Chand Jyothi Rikhab, Jacob Mathews
Department of Electrical and Computer Engineering, University of Iowa, Iowa City, IA 52242 USA.
IEEE Trans Comput Imaging. 2024;10:1250-1265. doi: 10.1109/tci.2024.3449101. Epub 2024 Aug 23.
We introduce multi-scale energy models to learn the prior distribution of images, which can be used in inverse problems to derive the Maximum A Posteriori (MAP) estimate and to sample from the posterior distribution. Compared to the traditional single-scale energy models, the multi-scale strategy improves the estimation accuracy and convergence of the MAP algorithm, even when it is initialized far away from the solution. We propose two kinds of multi-scale strategies: a) the explicit (e-MuSE) framework, where we use a sequence of explicit energies, each corresponding to a smooth approximation of the original negative log-prior, and b) the implicit (i-MuSE), where we rely on a single energy function whose gradients at different scales closely match the corresponding e-MuSE gradients.
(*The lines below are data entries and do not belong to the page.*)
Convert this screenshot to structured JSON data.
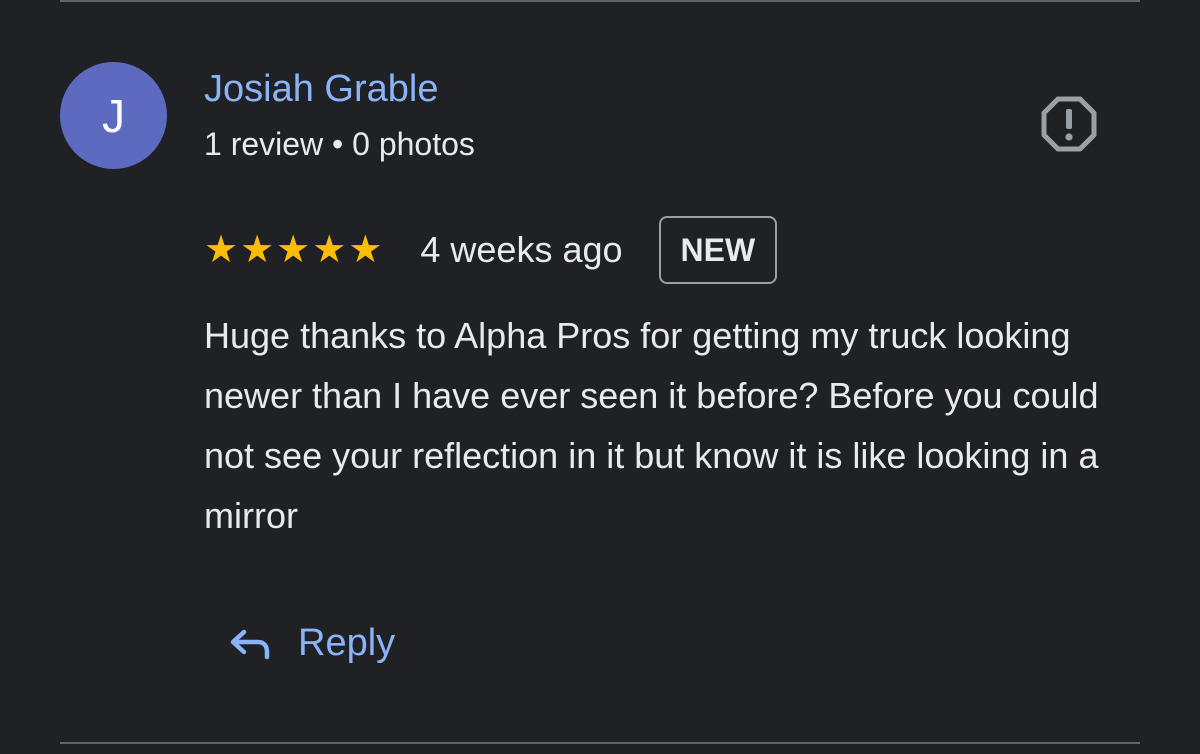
{
  "reviewer": {
    "initial": "J",
    "name": "Josiah Grable",
    "meta": "1 review • 0 photos",
    "avatar_color": "#5c6bc0"
  },
  "review": {
    "rating": 5,
    "max_rating": 5,
    "date": "4 weeks ago",
    "badge": "NEW",
    "text": "Huge thanks to Alpha Pros for getting my truck looking newer than I have ever seen it before? Before you could not see your reflection in it but know it is like looking in a mirror"
  },
  "actions": {
    "reply_label": "Reply",
    "reply_icon": "reply-arrow-icon",
    "report_icon": "report-octagon-icon"
  },
  "colors": {
    "background": "#202124",
    "link": "#8ab4f8",
    "star": "#fbbc04",
    "text": "#e8eaed"
  }
}
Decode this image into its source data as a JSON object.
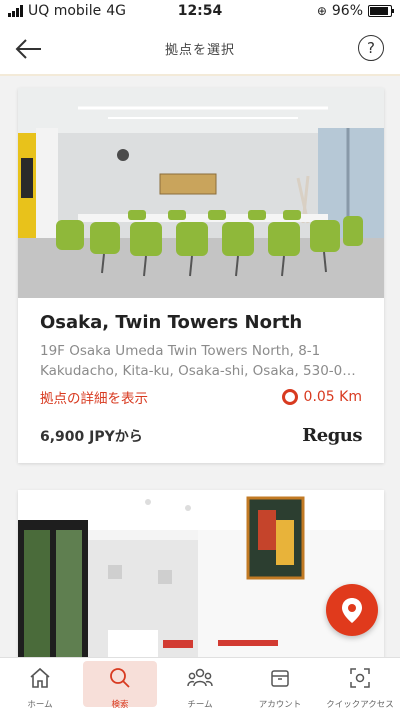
{
  "status": {
    "carrier": "UQ mobile",
    "network": "4G",
    "time": "12:54",
    "battery": "96%"
  },
  "header": {
    "title": "拠点を選択",
    "help": "?"
  },
  "locations": [
    {
      "name": "Osaka, Twin Towers North",
      "address_line1": "19F Osaka Umeda Twin Towers North, 8-1",
      "address_line2": "Kakudacho, Kita-ku, Osaka-shi, Osaka, 530-0…",
      "details_label": "拠点の詳細を表示",
      "distance": "0.05 Km",
      "price": "6,900 JPYから",
      "brand": "Regus"
    }
  ],
  "tabs": [
    {
      "label": "ホーム",
      "icon": "home-icon"
    },
    {
      "label": "検索",
      "icon": "search-icon"
    },
    {
      "label": "チーム",
      "icon": "team-icon"
    },
    {
      "label": "アカウント",
      "icon": "account-icon"
    },
    {
      "label": "クイックアクセス",
      "icon": "qr-scan-icon"
    }
  ],
  "colors": {
    "accent": "#d83a20",
    "fab": "#e03a1c",
    "active_tab_bg": "#f7dfd9"
  }
}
Although both schemes improve convergence and accuracy, the e-MuSE MAP solution depends on the scheduling strategy, including the choice of intermediate scales and exit conditions. In contrast, the i-MuSE formulation is significantly simpler, resulting in faster convergence and improved performance. We compare the performance of the proposed MuSE models in the context of Magnetic Resonance (MR) image recovery. The results demonstrate that the multi-scale framework yields a MAP reconstruction comparable in quality to the End-to-End (E2E) trained models, while being relatively unaffected by the changes in the forward model. In addition, the i-MuSE scheme also allows the generation of samples from the posterior distribution, enabling us to estimate the uncertainty maps.
我们引入多尺度能量模型来学习图像的先验分布,该模型可用于逆问题,以推导最大后验(MAP)估计并从后验分布中采样。与传统的单尺度能量模型相比,多尺度策略提高了MAP算法的估计精度和收敛性,即使在远离解的初始条件下也是如此。我们提出了两种多尺度策略:a)显式(e-MuSE)框架,我们使用一系列显式能量,每个能量对应于原始负对数先验的平滑近似;b)隐式(i-MuSE)框架,我们依赖于单个能量函数,其在不同尺度上的梯度与相应的e-MuSE梯度紧密匹配。尽管这两种方案都提高了收敛性和准确性,但e-MuSE MAP解取决于调度策略,包括中间尺度的选择和退出条件。相比之下,i-MuSE公式要简单得多,从而实现了更快的收敛和更好的性能。我们在磁共振(MR)图像恢复的背景下比较了所提出的MuSE模型的性能。结果表明,多尺度框架产生的MAP重建质量与端到端(E2E)训练模型相当,同时相对不受前向模型变化的影响。此外,i-MuSE方案还允许从后验分布中生成样本,使我们能够估计不确定性图。